Дед Готтиля был кантонистом, затем николаевским солдатом, участником обороны Севастополя. Звали его Гиллель.
Тэма, жена Готтиля, происходила из семьи лудильщика Гиллеля Бермана. По семейному преданию, мать ее Софья (Зося) была подкидышем, ее подбросили к еврейской семье с запиской: «Девочка финка, зовут Соня». Это случилось в Гельсинфорсе, так называли тогда Хельсинки. Соня считала себя еврейкой. В 14 лет ее выдали замуж за Гиллеля Бермана, в приданое она взяла куклу. У Сони были голубые глаза и золотые волосы, дети ее были тоже голубоглазы и светловолосы. Тэму в семье называли Бисмарком — она была добрая, умная, но крайне вспыльчивая. Она никогда нигде не училась, но перечитала всю русскую классическую литературу. Она умерла в 1922 году, ей было от роду 48 лет.
Отец Гиллеля Бермана, Хаим, тоже был кантонистом, николаевским солдатом, участником Севастопольской обороны. И ему так же, как Гиллелю Гердту, по существовавшим правилам разрешалось жить вне черты оседлости. Так они оказались в Астрахани...
По тем же правилам дети (внуки) николаевских солдат не платили за правоучение (обучение в Мариинской гимназии — женской—стоило 60 рублей в год, обучение в мужской гимназии — 50 рублей).
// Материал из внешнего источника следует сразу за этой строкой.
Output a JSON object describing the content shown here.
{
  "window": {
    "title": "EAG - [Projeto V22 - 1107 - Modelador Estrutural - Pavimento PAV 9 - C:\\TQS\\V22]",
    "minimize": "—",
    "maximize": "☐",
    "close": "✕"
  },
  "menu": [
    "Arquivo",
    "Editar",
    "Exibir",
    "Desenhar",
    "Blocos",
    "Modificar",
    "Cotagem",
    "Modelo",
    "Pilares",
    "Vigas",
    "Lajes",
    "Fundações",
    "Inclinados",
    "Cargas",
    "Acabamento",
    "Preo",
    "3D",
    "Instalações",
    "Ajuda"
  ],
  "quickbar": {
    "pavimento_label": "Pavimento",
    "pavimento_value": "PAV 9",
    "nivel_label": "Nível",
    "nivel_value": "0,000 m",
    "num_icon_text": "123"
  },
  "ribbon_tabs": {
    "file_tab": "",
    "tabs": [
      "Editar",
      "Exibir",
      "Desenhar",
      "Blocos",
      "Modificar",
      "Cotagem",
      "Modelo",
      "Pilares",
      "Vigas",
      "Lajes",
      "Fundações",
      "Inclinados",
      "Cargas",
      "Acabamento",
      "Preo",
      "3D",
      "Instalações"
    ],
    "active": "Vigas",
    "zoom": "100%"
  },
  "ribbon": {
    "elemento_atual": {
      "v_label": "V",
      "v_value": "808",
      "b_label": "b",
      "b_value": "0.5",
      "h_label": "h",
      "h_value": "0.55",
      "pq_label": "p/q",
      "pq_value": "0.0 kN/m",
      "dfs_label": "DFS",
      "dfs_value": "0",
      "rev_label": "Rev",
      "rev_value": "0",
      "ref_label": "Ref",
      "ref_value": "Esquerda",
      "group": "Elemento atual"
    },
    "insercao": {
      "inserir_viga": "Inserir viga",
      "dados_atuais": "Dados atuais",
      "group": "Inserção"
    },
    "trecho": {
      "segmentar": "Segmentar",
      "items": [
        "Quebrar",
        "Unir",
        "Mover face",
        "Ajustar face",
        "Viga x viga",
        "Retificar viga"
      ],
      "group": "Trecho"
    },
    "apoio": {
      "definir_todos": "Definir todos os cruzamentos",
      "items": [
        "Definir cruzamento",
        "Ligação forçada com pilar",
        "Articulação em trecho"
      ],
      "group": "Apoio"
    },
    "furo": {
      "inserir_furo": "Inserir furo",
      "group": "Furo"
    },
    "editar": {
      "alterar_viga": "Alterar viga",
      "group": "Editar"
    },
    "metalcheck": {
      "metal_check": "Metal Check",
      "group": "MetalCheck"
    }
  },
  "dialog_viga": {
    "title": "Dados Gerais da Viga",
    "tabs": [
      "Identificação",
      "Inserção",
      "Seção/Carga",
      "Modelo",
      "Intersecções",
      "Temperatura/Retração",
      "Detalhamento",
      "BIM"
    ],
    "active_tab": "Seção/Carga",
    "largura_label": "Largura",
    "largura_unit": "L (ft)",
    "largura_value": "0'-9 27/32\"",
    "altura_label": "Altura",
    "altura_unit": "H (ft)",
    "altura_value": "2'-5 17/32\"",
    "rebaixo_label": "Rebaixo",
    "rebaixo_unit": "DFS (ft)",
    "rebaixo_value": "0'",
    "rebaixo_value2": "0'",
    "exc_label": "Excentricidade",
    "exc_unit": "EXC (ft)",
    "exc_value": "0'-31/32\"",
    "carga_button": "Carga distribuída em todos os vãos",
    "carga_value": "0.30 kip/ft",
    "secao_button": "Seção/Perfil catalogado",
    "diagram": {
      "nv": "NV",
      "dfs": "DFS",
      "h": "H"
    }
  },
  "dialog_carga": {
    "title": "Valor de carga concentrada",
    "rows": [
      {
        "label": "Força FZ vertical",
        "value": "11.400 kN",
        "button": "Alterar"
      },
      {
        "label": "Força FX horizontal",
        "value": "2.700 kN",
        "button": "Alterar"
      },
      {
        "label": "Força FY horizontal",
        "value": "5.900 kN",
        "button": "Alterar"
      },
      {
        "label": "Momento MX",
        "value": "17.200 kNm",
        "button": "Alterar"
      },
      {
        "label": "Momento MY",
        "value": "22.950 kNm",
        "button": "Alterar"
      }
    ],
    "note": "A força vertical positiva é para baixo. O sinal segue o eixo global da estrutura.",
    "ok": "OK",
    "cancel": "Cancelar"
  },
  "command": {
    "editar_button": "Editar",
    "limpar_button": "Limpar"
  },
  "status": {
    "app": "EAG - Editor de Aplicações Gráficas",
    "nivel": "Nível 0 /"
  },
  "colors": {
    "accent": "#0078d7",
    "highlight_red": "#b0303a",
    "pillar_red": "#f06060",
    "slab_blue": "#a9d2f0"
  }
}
Вера училась в Мариинке, Илья — в мужской гимназии. Он был порядочный хулиган, его дважды исключали из гимназии, матери пришлось даже поехать в Казань, к попечителю учебного округа — хлопотать о его восстановлении...
1. Легенда
...Все, что связано было со старшим братом отца, дядей Ильей, для меня — да и не только для меня — окружалось непроницаемым облаком тайны. Я знал по рассказам отца, немногословным и потому особенно возбуждающим фантазию, что в гражданскую дядя Илья ушел на фронт, воевал, плавал комиссаром военной флотилии на Каспии, его наградили — одного из первых — орденом Красного Знамени и именным оружием. И еще: он пробрался в Бухару, во дворец эмира, и выведал какую-то военную тайну, выдав себя за главаря басмачей, это помогло Красной Армии победить эмира Бухарского... При мысли о дяде Илье детскому моему воображению неизменно рисовалась огромная, полукольцом уходящая в барханную даль желто-серая стена, многолюдный лагерь — красные — по одну сторону этой стены, а по другую — люди в белых тюрбанах, с кривыми, кинжаловидными носами, и все кишмя-кишит вокруг огромного шатра, посреди которого, в шароварах, подвернув под себя ноги в узких туфлях с загнутыми концами, тоже в белом тюрбане, сидит, покачиваясь, эмир Бухарский и слушает дядю Илью, а он в долгополом халате, с малиновыми кистями на поясе, и только в одном месте, из-под задравшейся полы халата, выглядывает краешек красноармейских галифе... Этого не замечает ни дядя Илья, ни — пока! — эмир Бухарский, но каждую секунду оплошность могут обнаружить, и тогда... Ему отрубят голову и нацепят на высоченный кол перед эмирским шатром!..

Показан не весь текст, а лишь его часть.